The UK government is working very closely with China to ensure the EU and Chinese emissions trading schemes can link up “a few years after 2020”, David King, the UK’s special representative on climate change, told BusinessGreen.
California regulators will trial lighter-touch auditing methods for rice farming offset projects in a move that could eventually make it easier for such initiatives to earn carbon credits.
Bite-sized updates from around the world
US Supreme Court delivers climate win with electricity ruling – The top court ruled this week that the Federal Energy Regulatory Commission (FERC) has the authority to adopt a demand response program, delivering a big win for the Obama administration and environmental groups. The program requires utilities to compensate consumers who voluntarily lower their electricity use during high demand hours, such as in the evening or on very hot days. This particularly encourages big power users like factories to reduce power use to save money. Demand response both benefits consumers and reduces overall energy use, lowering nationwide emissions. (H/T Climate Nexus) Read Bloomberg’s editorial on this ruling: A Supreme Court victory for climate and free markets
US could cut power emissions 78% by 2030 using existing technology, says study – The US could construct a nationwide energy infrastructure that cuts CO2 emissions by up to 80%, finds a new study in Nature Climate Change. This could be achieved without increasing the cost of electricity, thus providing an economic incentive to tackle the problem of climate change. (Carbon Brief)
Mass v Rate – Mass-based compliance with the Clean Power Plan would cost around 70% less than the rate-based method by 2030, according to modelling by grid managers Midcontinent Independent System Operator (MISO).
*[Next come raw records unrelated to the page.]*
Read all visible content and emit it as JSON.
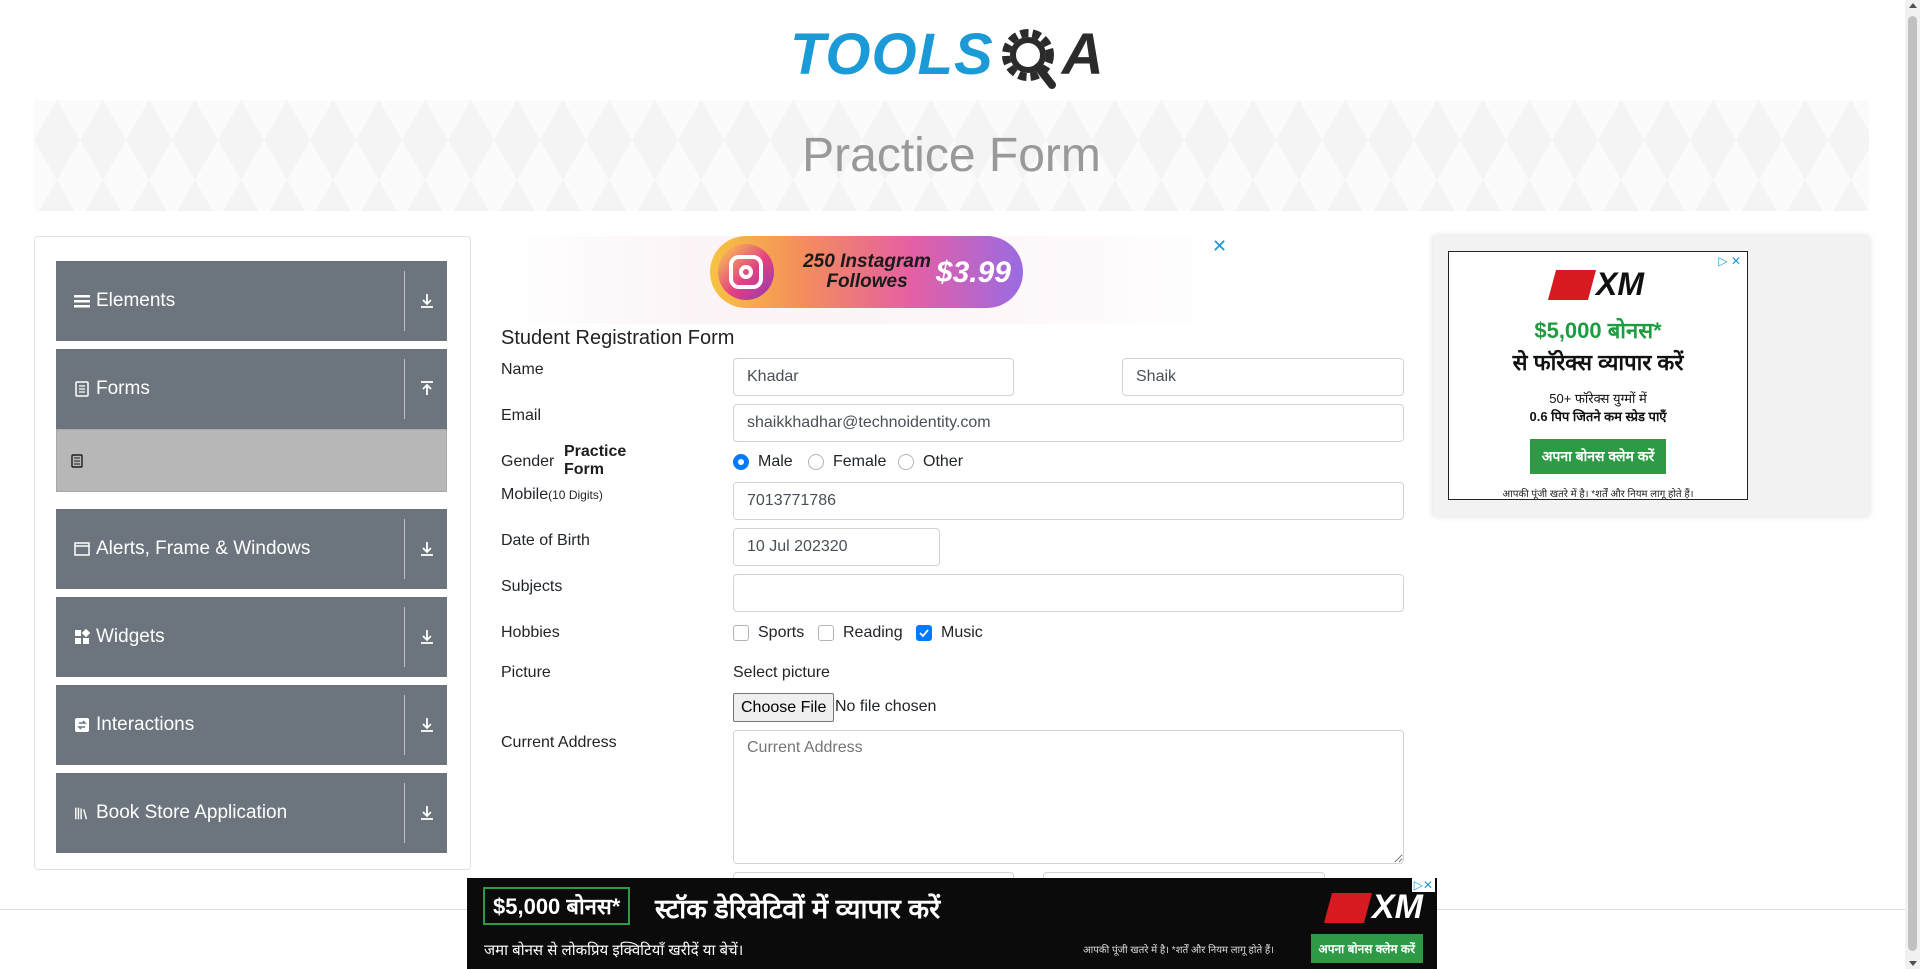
{
  "logo": {
    "text_left": "TOOLS",
    "text_right": "A"
  },
  "banner": {
    "title": "Practice Form"
  },
  "sidebar": {
    "groups": [
      {
        "label": "Elements",
        "icon": "list-icon",
        "expanded": false
      },
      {
        "label": "Forms",
        "icon": "form-icon",
        "expanded": true
      },
      {
        "label": "Alerts, Frame & Windows",
        "icon": "window-icon",
        "expanded": false
      },
      {
        "label": "Widgets",
        "icon": "widgets-icon",
        "expanded": false
      },
      {
        "label": "Interactions",
        "icon": "interactions-icon",
        "expanded": false
      },
      {
        "label": "Book Store Application",
        "icon": "books-icon",
        "expanded": false
      }
    ],
    "active_item": "Practice Form"
  },
  "top_ad": {
    "line1": "250 Instagram",
    "line2": "Followes",
    "price": "$3.99",
    "close": "✕"
  },
  "form": {
    "title": "Student Registration Form",
    "name_label": "Name",
    "first_name": "Khadar",
    "last_name": "Shaik",
    "email_label": "Email",
    "email": "shaikkhadhar@technoidentity.com",
    "gender_label": "Gender",
    "gender_options": [
      "Male",
      "Female",
      "Other"
    ],
    "gender_selected": "Male",
    "mobile_label": "Mobile",
    "mobile_hint": "(10 Digits)",
    "mobile": "7013771786",
    "dob_label": "Date of Birth",
    "dob": "10 Jul 202320",
    "subjects_label": "Subjects",
    "subjects": "",
    "hobbies_label": "Hobbies",
    "hobbies": [
      {
        "label": "Sports",
        "checked": false
      },
      {
        "label": "Reading",
        "checked": false
      },
      {
        "label": "Music",
        "checked": true
      }
    ],
    "picture_label": "Picture",
    "select_picture": "Select picture",
    "choose_file": "Choose File",
    "no_file": "No file chosen",
    "address_label": "Current Address",
    "address_placeholder": "Current Address"
  },
  "right_ad": {
    "brand": "XM",
    "bonus": "$5,000 बोनस*",
    "line2": "से फॉरेक्स व्यापार करें",
    "line3": "50+ फॉरेक्स युग्मों में",
    "line4": "0.6 पिप जितने कम स्प्रेड पाएँ",
    "cta": "अपना बोनस क्लेम करें",
    "footer": "आपकी पूंजी खतरे में है। *शर्तें और नियम लागू होते हैं।"
  },
  "bottom_ad": {
    "bonus": "$5,000 बोनस*",
    "headline": "स्टॉक डेरिवेटिवों में व्यापार करें",
    "sub": "जमा बोनस से लोकप्रिय इक्विटियाँ खरीदें या बेचें।",
    "risk": "आपकी पूंजी खतरे में है। *शर्तें और नियम लागू होते हैं।",
    "brand": "XM",
    "cta": "अपना बोनस क्लेम करें"
  },
  "colors": {
    "accent": "#007bff",
    "sidebar_bg": "#6c757d",
    "active_item_bg": "#b7b7b7",
    "cta_green": "#2e9a45",
    "brand_blue": "#1a9ad6"
  }
}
It found that the price disparity between rate-based compliance, which limits CO2 per megawatt-hour, and mass-based compliance, which caps CO2 by the annual ton, increases over time due to the latter’s increased flexibility under emissions trading. “By 2030, production-based compliance costs are expected to reach about $17 billion under a rate-based plan, while mass-based compliance is estimated at about $5 billion,” RTO Insider reported.
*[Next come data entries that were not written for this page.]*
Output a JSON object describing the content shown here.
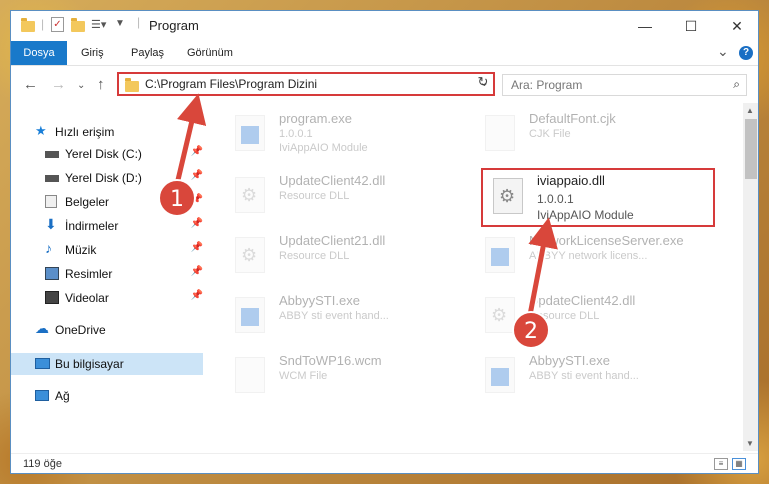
{
  "window": {
    "title": "Program",
    "minimize": "—",
    "maximize": "☐",
    "close": "✕"
  },
  "ribbon": {
    "tabs": [
      "Dosya",
      "Giriş",
      "Paylaş",
      "Görünüm"
    ],
    "expand": "⌄",
    "help": "?"
  },
  "address": {
    "path": "C:\\Program Files\\Program Dizini",
    "search_placeholder": "Ara: Program"
  },
  "nav": {
    "items": [
      {
        "label": "Hızlı erişim"
      },
      {
        "label": "Yerel Disk (C:)"
      },
      {
        "label": "Yerel Disk (D:)"
      },
      {
        "label": "Belgeler"
      },
      {
        "label": "İndirmeler"
      },
      {
        "label": "Müzik"
      },
      {
        "label": "Resimler"
      },
      {
        "label": "Videolar"
      },
      {
        "label": "OneDrive"
      },
      {
        "label": "Bu bilgisayar"
      },
      {
        "label": "Ağ"
      }
    ]
  },
  "files": [
    {
      "name": "program.exe",
      "line1": "1.0.0.1",
      "line2": "IviAppAIO Module"
    },
    {
      "name": "DefaultFont.cjk",
      "line1": "CJK File",
      "line2": ""
    },
    {
      "name": "UpdateClient42.dll",
      "line1": "Resource DLL",
      "line2": ""
    },
    {
      "name": "UpdateClient21.dll",
      "line1": "Resource DLL",
      "line2": ""
    },
    {
      "name": "NetworkLicenseServer.exe",
      "line1": "ABBYY network licens...",
      "line2": ""
    },
    {
      "name": "AbbyySTI.exe",
      "line1": "ABBY sti event hand...",
      "line2": ""
    },
    {
      "name": "UpdateClient42.dll",
      "line1": "Resource DLL",
      "line2": ""
    },
    {
      "name": "SndToWP16.wcm",
      "line1": "WCM File",
      "line2": ""
    },
    {
      "name": "AbbyySTI.exe",
      "line1": "ABBY sti event hand...",
      "line2": ""
    }
  ],
  "highlighted_file": {
    "name": "iviappaio.dll",
    "version": "1.0.0.1",
    "description": "IviAppAIO Module"
  },
  "status": {
    "count": "119 öğe"
  },
  "annotations": {
    "step1": "1",
    "step2": "2"
  }
}
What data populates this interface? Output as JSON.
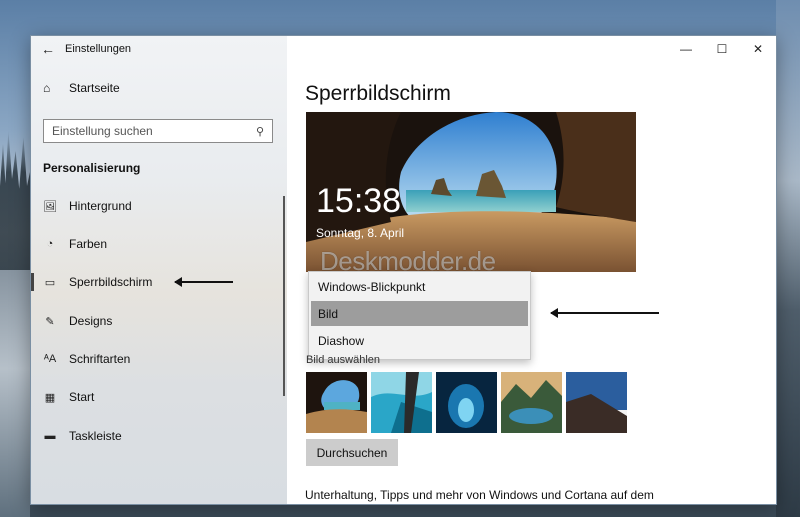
{
  "window": {
    "title": "Einstellungen",
    "controls": {
      "minimize": "—",
      "maximize": "☐",
      "close": "✕"
    }
  },
  "sidebar": {
    "home_label": "Startseite",
    "search_placeholder": "Einstellung suchen",
    "section_title": "Personalisierung",
    "items": [
      {
        "label": "Hintergrund",
        "icon": "image-icon"
      },
      {
        "label": "Farben",
        "icon": "palette-icon"
      },
      {
        "label": "Sperrbildschirm",
        "icon": "lockscreen-icon",
        "active": true
      },
      {
        "label": "Designs",
        "icon": "designs-icon"
      },
      {
        "label": "Schriftarten",
        "icon": "fonts-icon"
      },
      {
        "label": "Start",
        "icon": "start-icon"
      },
      {
        "label": "Taskleiste",
        "icon": "taskbar-icon"
      }
    ]
  },
  "main": {
    "title": "Sperrbildschirm",
    "preview": {
      "time": "15:38",
      "date": "Sonntag, 8. April",
      "watermark": "Deskmodder.de"
    },
    "dropdown": {
      "options": [
        "Windows-Blickpunkt",
        "Bild",
        "Diashow"
      ],
      "selected": "Bild"
    },
    "choose_image_label": "Bild auswählen",
    "browse_button": "Durchsuchen",
    "footer_text": "Unterhaltung, Tipps und mehr von Windows und Cortana auf dem"
  },
  "colors": {
    "selected_option": "#9d9d9d",
    "button_bg": "#cccccc",
    "accent_indicator": "#444444"
  }
}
The Canadian government plans to require a separate climate test for proposed pipelines and a planned LNG export terminal, which are now under regulatory review, to determine their impact on the country’s GHG emissions, a move that could impose new delays on billion-dollar projects. (Globe and Mail)
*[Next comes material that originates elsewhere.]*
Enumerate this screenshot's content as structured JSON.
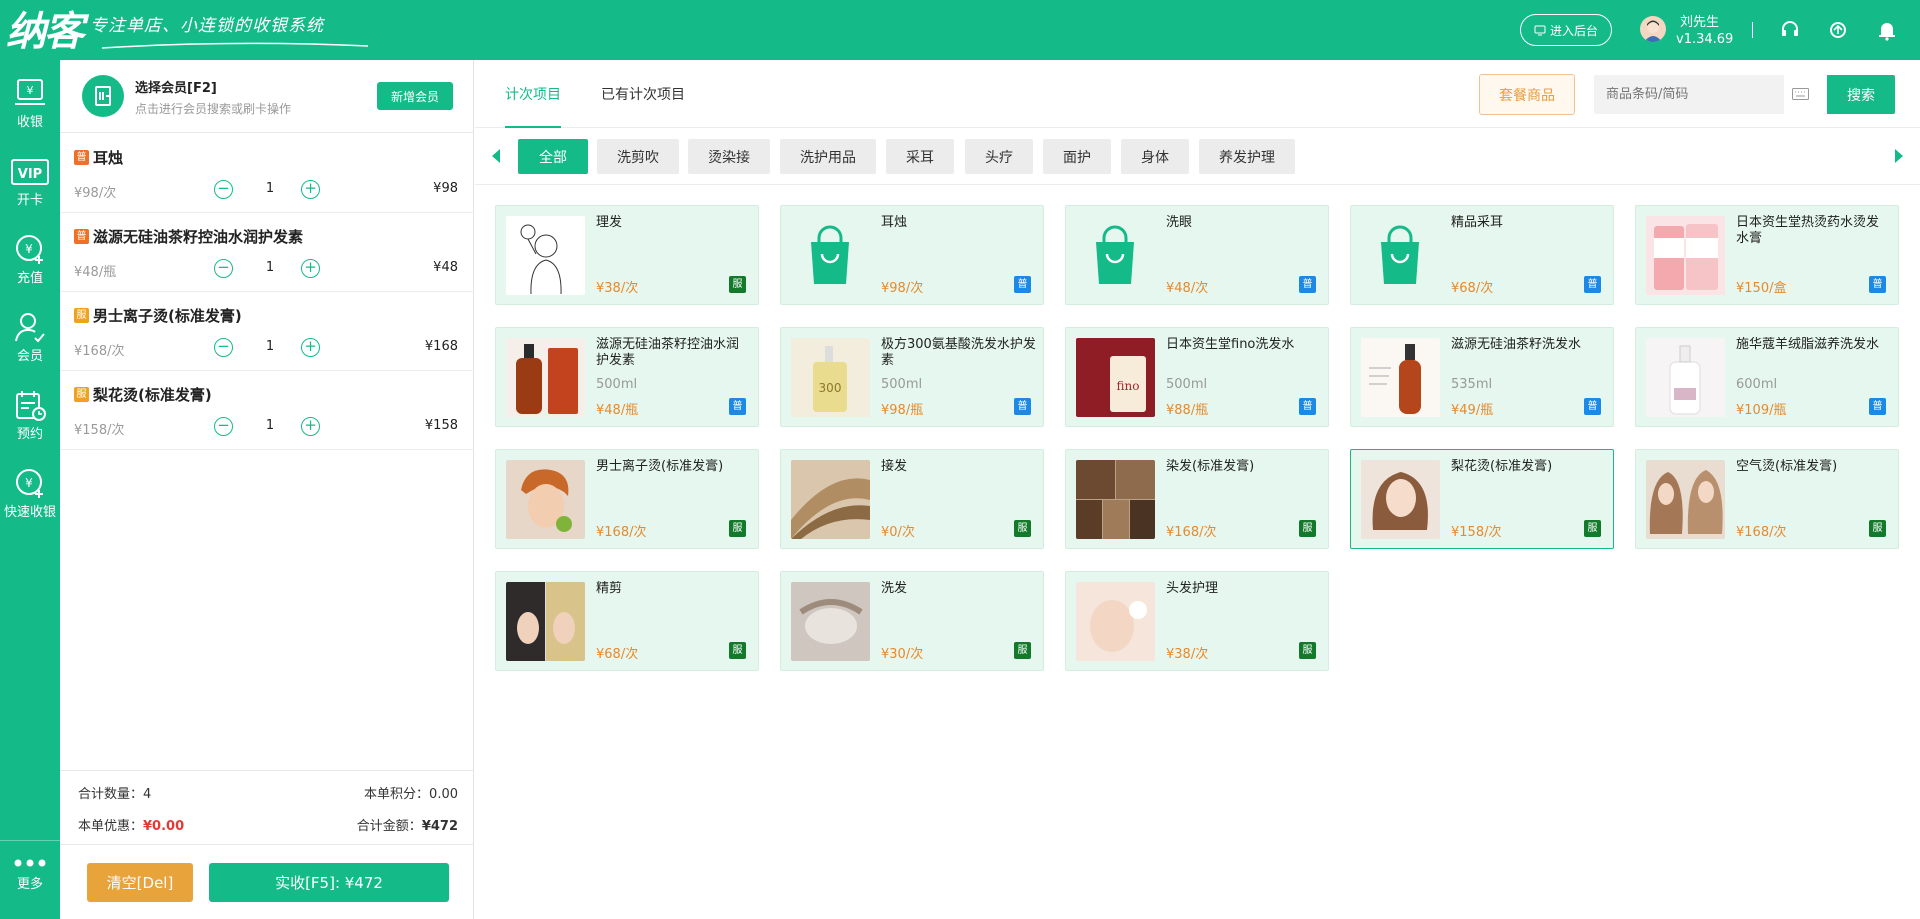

France on Monday pledged to spend €300 million over the next five years to help develop global solar energy. President Francois Hollande made the pledge as the inaugurated the interim secretariat of the International Solar Alliance with Prime Minister Narendra Modi of India. Modi announced the new alliance at COP-21 in Paris, and the secretariat will be based in Gurgaon, India. Hollande said the challenge is to drum up a trillion dollars worth of investments in worldwide solar. (The Hindu)
Massachusetts has become the 10th US state to sign up to the ‘Under 2 MOU’, a network of national and subnational governments pledging to cut GHG emissions 80-95% below 1990 emissions by 2050, or lower per capita emissions to 2 tonnes of CO2e. Colombia’s Guainia and Guaviare as well as the region of Lower Austria have also now joined the group. Read the press release here.
And finally… a correction. Last week we incorrectly reported that the EU Parliament’s industry committee (ITRE) was seeking exclusive competence over the ETS’ proposed Innovation Fund. An EU Parliamentary source has since confirmed that it is the Modernisation Fund that ITRE has in its cross-hairs. As we reported, the issue is due to be addressed by EU political party leaders on Thursday.